Debo Adegbile, right, testifies during his confirmation hearing before the Senate Judiciary Committee on Jan. 8. (Alex Wong/Getty Images)

It has been more than 32 years since police officer Daniel Faulkner pulled over a blue Volkswagen driving through Philadelphia’s Red Light District just after 3:50 a.m.

But the fallout from that famous traffic stop — which left Faulkner shot dead on the pavement and journalist and former Black Panther Mumia Abu-Jamal sentenced to death for murder — will be a key element of a debate on the Senate floor Wednesday, when President Obama’ s choice to be the nation’s top civil rights lawyer comes up for a confirmation vote.

In the decades since the 1981 murder, Abu-Jamal, now 59, has successfully petitioned to have his death sentence thrown out and has transformed himself into an internationally recognized political lightning rod — hailed by many as a political prisoner and a victim of a criminal justice system that discriminates by race.

Others regard Abu-Jamal as a celebrity cop killer whose fame spits in the face of the nation’s police officers.

Once considered the world’s best-known death row inmate, Abu-Jamal has written books from his prison cell, had his cause championed by prominent civil rights advocates including Cornel West and Desmond Tutu, and had a street in Paris named in his honor.

And now his case is threatening Debo P. Adegbile’s nomination to head the Justice Department’s Civil Rights Division.

Adegbile, a voting rights expert and former director of the NAACP’s Legal Defense Fund, was involved in a handful of the dozens of appeals and court briefs filed on behalf of Abu-Jamal. The nomination has been opposed by national law enforcement groups.

Under new Senate rules approved in November, Adegbile will need to secure a simple majority of senators — 51 votes — to clear a procedural hurdle before he is confirmed. But he is at risk of falling short of the votes needed because he cannot count on Democrats, especially those locked in vulnerable reelection bids, to support their president’s choice.

The NAACP’s Legal Defense Fund began providing counsel to Abu-Jamal well after his conviction — filing appeals and briefs dealing with whether he received a fair trial. That work began before Adegbile, 47, joined the staff in 2001. He did, however, contribute to the filing of a 2009 court brief that argued that Abu-Jamal’s jury was improperly instructed. A judge later found that the appeal had merit.

Although Adegbile’s involvement was limited — and came well after Abu-Jamal’s death sentence was overturned — his nomination has faced opposition mounted by Faulkner’s widow, the Fraternal Order of Police and Sen. Patrick J. Toomey (R-Pa.).

But a real sign of trouble for the nomination in the Democratic-controlled Senate came last week, when Senator Robert P. Casey Jr. (D-Pa.) said he would not vote for confirmation.
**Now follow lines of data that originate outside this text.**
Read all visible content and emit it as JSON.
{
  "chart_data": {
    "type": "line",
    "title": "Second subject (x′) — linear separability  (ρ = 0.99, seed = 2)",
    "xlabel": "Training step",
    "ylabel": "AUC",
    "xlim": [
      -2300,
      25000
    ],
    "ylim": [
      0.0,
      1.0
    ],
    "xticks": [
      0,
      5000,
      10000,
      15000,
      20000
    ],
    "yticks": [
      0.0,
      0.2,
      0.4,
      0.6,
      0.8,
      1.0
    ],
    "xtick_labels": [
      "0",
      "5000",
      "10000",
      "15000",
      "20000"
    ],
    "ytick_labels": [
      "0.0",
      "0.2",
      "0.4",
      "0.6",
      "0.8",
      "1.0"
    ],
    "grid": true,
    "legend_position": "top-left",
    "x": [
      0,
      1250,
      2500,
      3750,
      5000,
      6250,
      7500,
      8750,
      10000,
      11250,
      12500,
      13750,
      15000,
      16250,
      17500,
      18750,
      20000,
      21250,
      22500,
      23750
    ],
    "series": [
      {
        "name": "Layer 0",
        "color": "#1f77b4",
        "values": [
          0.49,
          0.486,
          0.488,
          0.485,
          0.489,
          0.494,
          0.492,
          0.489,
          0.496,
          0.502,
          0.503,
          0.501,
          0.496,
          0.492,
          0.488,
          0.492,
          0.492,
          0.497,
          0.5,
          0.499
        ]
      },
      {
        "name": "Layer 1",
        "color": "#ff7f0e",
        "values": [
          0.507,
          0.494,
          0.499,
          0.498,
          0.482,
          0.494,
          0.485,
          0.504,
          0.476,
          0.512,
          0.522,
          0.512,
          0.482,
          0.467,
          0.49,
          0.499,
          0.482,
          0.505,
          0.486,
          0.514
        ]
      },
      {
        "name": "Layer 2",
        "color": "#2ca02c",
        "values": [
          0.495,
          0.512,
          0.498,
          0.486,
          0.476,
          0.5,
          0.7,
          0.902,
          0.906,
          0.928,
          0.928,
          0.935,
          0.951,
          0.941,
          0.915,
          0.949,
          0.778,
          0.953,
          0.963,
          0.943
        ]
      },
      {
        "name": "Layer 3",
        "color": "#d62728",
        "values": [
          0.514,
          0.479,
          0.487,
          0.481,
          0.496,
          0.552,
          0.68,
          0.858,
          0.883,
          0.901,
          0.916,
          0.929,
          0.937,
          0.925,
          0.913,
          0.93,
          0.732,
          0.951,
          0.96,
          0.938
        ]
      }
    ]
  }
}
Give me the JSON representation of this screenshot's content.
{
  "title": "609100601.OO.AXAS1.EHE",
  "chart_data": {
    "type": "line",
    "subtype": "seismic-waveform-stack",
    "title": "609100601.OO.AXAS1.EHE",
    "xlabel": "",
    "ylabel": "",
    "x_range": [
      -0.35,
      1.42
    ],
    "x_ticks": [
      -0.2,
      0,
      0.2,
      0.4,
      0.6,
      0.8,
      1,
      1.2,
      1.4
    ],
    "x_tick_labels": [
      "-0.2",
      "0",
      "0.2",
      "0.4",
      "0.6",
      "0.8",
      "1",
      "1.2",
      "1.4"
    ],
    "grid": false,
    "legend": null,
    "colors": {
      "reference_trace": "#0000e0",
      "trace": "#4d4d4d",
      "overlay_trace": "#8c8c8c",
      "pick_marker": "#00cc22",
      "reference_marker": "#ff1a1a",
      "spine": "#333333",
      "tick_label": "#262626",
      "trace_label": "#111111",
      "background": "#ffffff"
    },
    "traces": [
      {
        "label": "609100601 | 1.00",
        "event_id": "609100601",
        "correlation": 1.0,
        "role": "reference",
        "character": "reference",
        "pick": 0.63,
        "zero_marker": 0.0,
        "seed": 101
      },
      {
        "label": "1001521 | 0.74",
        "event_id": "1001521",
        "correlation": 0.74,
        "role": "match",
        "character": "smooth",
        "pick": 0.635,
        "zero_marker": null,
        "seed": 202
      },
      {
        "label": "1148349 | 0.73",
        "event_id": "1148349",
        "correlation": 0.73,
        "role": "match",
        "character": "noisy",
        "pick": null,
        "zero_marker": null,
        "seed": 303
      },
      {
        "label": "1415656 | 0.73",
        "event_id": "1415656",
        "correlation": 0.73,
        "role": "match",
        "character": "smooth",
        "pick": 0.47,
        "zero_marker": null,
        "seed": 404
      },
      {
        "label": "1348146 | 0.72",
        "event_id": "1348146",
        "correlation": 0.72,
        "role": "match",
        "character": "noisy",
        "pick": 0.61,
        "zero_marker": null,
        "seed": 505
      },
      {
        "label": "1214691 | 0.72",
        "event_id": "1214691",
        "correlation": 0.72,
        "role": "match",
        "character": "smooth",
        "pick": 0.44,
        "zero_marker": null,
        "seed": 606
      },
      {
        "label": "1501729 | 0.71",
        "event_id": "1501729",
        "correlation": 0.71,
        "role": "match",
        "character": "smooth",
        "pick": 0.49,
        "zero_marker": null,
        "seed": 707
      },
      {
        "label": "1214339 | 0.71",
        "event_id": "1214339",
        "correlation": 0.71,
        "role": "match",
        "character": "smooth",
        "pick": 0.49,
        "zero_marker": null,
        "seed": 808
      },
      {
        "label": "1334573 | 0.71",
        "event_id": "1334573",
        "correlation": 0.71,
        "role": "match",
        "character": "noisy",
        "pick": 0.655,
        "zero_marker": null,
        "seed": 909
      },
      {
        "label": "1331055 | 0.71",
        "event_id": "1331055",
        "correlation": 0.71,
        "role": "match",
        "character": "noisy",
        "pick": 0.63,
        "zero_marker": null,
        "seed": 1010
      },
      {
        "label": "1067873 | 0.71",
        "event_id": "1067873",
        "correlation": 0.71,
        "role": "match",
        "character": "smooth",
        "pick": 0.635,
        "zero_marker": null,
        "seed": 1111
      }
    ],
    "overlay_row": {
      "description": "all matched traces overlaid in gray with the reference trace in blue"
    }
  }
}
“The vicious murder of Officer Faulkner in the line of duty and the events that followed in the 30 years since his death have left open wounds for Maureen Faulkner and her family as well as the City of Philadelphia,” Casey said in a statement. “After carefully considering this nomination and having met with both Mr. Adegbile as well as the Fraternal Order of Police, I will not vote to confirm the nominee.”

Several prominent Republicans are expected to speak in opposition to the nomination before the vote, and that could put Democrats in moderate and conservative states who face tough reelection bids this year in a tough spot.

Democratic senators considered to be facing a difficult vote include: Mark Begich (Alaska), Kay Hagan (N.C.), Mary Landrieu (La.), Mark Pryor (Ark.), Jeanne Shaheen (N.H.) and Mark R. Warner (Va.). None of them responded to requests Tuesday for comment on how they would vote on Adegbile’s confirmation.

But several prominent Republicans eagerly filled the silence, taking to the lectern at the front of the Senate chambers to deliver a series of addresses on Tuesday afternoon opposing Adegbile.

Sen. Rob Portman (Ohio) noted that Adegbile is the first federal appointee whom the Fraternal Order of Police has vocally opposed in 17 years and called Faulkner’s killing “an act of unmatched brutality.” Sen. Jeff Flake (Ariz.) said Adegbile’s participation in the 2009 Abu-Jamal court filings raise “serious questions” about his ability to fairly apply civil rights laws. And Sen. Ted Cruz (Tex.), a tea party darling, described the NAACP’s work on behalf of Abu-Jamal as “extreme and radical advocacy, not legal representation.”

In the longest of the floor addresses — which included the reading of a letter from Faulkner’s widow — Toomey pleaded with Democratic senators to reject the nomination as a measure of respect for the officer.

“I agree that the justice system has failed,” Toomey said as he stood next to a black-and-white photo of the Faulkners. “But it has failed officer Danny Faulkner and his family.”

Further complicating the decision for vulnerable Senate Democrats is the support Adegbile’s nomination has received from the Congressional Black Congress and other civil rights organizations.